Now, q(x) = 2x² - 3x - 8 - 2k

= 2x² - 3x - 8 - 2(-3)

= 2x² - 3x - 8 + 6

= 2x² - 3x - 2

On factoring,

2x² - 3x - 2 = 0

2x² - 4x + x - 2 = 0

2x(x - 2) + (x - 2) = 0

(2x + 1)(x - 2) = 0

Now, 2x + 1 = 0

2x = -1

x = -1/2

Also, x - 2 = 0

x = 2

We know that g(x) and q(x) are the factors of p(x).

So, the zeros of g(x) and q(x) will be the zeros of p(x).

Therefore, the zeros of p(x) = -3, -1/2, 1 and 2.

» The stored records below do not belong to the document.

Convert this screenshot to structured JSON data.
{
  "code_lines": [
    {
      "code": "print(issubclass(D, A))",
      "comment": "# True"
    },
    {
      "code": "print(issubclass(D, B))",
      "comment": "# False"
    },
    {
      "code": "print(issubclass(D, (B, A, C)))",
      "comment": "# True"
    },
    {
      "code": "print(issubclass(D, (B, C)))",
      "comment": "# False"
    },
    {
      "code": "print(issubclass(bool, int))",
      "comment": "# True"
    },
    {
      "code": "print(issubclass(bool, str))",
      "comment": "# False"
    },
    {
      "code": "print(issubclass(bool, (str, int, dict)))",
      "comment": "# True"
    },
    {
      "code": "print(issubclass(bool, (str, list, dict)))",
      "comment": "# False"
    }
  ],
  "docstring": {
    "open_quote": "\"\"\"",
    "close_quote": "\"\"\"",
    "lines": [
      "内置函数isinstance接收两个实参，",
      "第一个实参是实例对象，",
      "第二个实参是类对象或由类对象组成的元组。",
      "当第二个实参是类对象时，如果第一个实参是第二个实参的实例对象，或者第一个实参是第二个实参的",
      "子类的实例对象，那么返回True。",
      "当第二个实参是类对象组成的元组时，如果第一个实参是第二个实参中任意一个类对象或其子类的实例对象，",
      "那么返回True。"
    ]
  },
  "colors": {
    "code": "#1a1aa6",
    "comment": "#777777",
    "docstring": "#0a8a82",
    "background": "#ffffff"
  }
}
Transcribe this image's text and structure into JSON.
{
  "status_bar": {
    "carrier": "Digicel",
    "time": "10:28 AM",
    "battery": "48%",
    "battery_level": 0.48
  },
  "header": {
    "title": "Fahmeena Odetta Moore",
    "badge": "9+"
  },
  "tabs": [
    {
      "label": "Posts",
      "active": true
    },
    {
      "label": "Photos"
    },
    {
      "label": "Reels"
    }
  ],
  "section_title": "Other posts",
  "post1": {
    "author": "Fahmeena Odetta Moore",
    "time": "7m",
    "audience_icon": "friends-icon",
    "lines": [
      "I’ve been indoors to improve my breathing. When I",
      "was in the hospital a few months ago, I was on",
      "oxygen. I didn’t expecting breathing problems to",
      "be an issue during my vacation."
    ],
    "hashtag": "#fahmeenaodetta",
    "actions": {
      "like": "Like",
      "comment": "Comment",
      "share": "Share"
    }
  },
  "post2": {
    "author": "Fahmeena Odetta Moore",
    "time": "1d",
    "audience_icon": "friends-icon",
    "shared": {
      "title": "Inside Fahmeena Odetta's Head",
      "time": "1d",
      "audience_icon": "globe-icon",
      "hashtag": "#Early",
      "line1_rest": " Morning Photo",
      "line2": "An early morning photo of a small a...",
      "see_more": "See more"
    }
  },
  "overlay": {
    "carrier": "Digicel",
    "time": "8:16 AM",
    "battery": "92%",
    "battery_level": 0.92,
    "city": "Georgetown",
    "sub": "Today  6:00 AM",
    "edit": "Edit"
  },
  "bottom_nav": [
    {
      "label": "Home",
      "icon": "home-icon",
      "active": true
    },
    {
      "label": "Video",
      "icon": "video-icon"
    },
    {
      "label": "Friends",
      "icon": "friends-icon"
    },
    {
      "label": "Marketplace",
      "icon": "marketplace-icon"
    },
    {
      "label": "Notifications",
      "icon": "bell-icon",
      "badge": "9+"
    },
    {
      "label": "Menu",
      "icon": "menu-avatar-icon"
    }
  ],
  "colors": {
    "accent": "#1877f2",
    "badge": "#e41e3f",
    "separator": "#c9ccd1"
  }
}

Q.5. Given that x – √5 is a factor of the cubic polynomial x³ – 3√5x² + 13x – 3√5, find all the zeroes of the polynomial.

Give, the cubic polynomial p(x) = x³ - 3√5x² + 13x - 3√5

g(x) = x - √5

We have to find all the zeros of the polynomial.

By using long division,

The quotient is g(x) = x² - 2√5x + 3
On factoring,
x² - 2√5x + 3 = 0
Using the quadratic formula,
x= [-b ± √b² - 4ac]/2a
Here, a = 1, b = -2√5 and c = 3
x = [2√5 ± √(-2√5)² - 4 (1) (3)]/ 2(1)
x = [2√5 ± √20 - 12]/ 2
x = [2√5 ± √8]/ 2
x = [2√5 ± 2√2]/ 2
Taking out common terms,
x = 2[√5 ± √2]/ 2
x = √5 ± √2
Therefore, the zeros are √5, √5 ± √2.